Em novembro, a General Motors disse que havia interrompido temporariamente a produção do seu Cruise Origin totalmente autônomo, revelando que a decisão de suspender a produção do Cruise em sua fábrica em Detroit resultou em despesas de US$ 583 milhões.
Mary Barra disse: “A principal razão para mudar do Origin para o Bolt é que eliminamos o risco regulatório”. No entanto, Musk destacou que o motivo pelo qual Cruise abandonou o Origin foi mais porque a empresa não conseguiu fazer a tecnologia funcionar. “A culpa de Cruise aos reguladores é enganosa quando, na verdade, a tecnologia da empresa não está à altura”, disse Musk.
O porta-voz da GM, Jim Cain, classificou os comentários de Musk sobre Cruise de "completamente errados". Ele disse: "O problema é o layout e design exclusivos do Origin. A tecnologia desenvolvida pela Cruise está melhorando a cada dia, e a Cruise completou mais de 8 milhões de milhas de testes de direção autônoma, enquanto a Tesla não tem nenhuma milha de teste de direção autônoma."
Cruise enfrentou várias investigações após um acidente em outubro passado, inclusive da Administração Nacional de Segurança de Tráfego Rodoviário, do Departamento de Justiça dos EUA e da Comissão de Valores Mobiliários dos EUA. No incidente, um dos táxis autônomos de Cruise atropelou um pedestre e o arrastou por cerca de 6 metros. Tanto a Cruise quanto a General Motors foram criticadas após o acidente, com o estado da Califórnia revogando a licença da Cruise para operar carros autônomos.

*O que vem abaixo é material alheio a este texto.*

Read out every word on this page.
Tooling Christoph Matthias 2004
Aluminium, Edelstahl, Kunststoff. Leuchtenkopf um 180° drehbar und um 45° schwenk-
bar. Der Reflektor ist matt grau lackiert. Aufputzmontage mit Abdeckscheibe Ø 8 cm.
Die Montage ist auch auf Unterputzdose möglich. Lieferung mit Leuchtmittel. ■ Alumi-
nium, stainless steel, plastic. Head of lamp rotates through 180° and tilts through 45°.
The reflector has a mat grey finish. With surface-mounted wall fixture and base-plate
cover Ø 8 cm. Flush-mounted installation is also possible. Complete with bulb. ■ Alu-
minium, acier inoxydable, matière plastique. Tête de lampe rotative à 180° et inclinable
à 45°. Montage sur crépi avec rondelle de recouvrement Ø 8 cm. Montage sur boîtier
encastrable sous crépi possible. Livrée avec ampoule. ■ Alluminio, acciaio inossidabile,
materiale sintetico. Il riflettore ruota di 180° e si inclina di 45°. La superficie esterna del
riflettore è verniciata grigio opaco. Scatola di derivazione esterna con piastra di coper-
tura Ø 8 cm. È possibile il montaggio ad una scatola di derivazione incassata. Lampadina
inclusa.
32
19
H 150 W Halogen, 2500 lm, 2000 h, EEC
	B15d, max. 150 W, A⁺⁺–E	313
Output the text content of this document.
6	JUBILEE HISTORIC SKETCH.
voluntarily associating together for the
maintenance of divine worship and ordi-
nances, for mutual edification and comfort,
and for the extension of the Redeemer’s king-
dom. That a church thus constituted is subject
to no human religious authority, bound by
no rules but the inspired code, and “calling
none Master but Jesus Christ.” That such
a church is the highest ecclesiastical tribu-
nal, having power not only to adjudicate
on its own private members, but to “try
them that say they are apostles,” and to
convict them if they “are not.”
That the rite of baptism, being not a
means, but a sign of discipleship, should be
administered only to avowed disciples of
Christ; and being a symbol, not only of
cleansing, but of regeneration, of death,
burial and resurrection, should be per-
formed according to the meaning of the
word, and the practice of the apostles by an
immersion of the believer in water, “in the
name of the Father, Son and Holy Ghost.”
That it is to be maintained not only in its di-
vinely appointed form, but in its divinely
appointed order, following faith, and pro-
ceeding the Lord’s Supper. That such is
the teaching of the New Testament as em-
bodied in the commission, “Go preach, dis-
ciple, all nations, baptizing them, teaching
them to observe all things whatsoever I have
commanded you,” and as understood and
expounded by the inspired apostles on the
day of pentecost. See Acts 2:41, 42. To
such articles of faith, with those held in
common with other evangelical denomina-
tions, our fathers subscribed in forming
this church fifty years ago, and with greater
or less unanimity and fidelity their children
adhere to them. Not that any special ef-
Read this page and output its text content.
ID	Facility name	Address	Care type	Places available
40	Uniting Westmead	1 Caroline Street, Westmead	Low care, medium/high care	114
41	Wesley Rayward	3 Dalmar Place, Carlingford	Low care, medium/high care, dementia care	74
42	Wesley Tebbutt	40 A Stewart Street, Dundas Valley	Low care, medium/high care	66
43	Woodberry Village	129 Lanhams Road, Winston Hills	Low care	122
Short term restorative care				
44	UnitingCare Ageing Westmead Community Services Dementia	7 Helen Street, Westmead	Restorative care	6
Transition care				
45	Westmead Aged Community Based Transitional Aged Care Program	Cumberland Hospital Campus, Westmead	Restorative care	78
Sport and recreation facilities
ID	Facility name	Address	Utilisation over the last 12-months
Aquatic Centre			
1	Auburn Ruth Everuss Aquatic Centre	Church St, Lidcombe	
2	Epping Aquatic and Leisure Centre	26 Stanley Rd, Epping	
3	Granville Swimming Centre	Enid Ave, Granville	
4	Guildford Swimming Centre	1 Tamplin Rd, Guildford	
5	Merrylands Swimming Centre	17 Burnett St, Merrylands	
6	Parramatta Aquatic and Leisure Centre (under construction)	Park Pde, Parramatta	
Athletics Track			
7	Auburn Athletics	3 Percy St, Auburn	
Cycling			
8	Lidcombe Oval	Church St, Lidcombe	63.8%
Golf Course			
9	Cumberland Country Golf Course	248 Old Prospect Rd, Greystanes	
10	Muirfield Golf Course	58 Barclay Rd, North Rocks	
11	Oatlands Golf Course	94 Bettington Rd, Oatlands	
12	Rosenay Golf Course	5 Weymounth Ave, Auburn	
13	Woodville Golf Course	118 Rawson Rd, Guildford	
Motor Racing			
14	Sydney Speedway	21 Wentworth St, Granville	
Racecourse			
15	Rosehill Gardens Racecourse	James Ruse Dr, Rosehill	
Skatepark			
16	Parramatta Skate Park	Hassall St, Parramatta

Então, em novembro do ano passado, o cofundador da Cruise, Kyle Vogt, renunciou ao cargo de CEO após o acidente. Em 23 de julho, ele disse no X que a GM encerrou o projeto Origin. Kyle Vogt comparou a liderança inicial da GM em veículos elétricos na década de 1990 à sua situação atual, escrevendo: “A General Motors teve uma vantagem de 5 a 10 anos na direção autônoma, mas depois a perdeu por causa de erros e programas suspensos”.
Em 23 de julho, Barra observou que Cruise retomou os testes de táxis autônomos com motoristas de segurança humana em três cidades nos últimos meses e contratou um novo CEO. Barra disse anteriormente que o negócio de condução autônoma poderia gerar US$ 50 bilhões em receitas anuais até 2030. Mas o fato é que a Cruise perdeu mais de US$ 8 bilhões desde 2017 e, em janeiro deste ano, a General Motors disse que cortaria as despesas da Cruise em cerca de US$ 1 bilhão.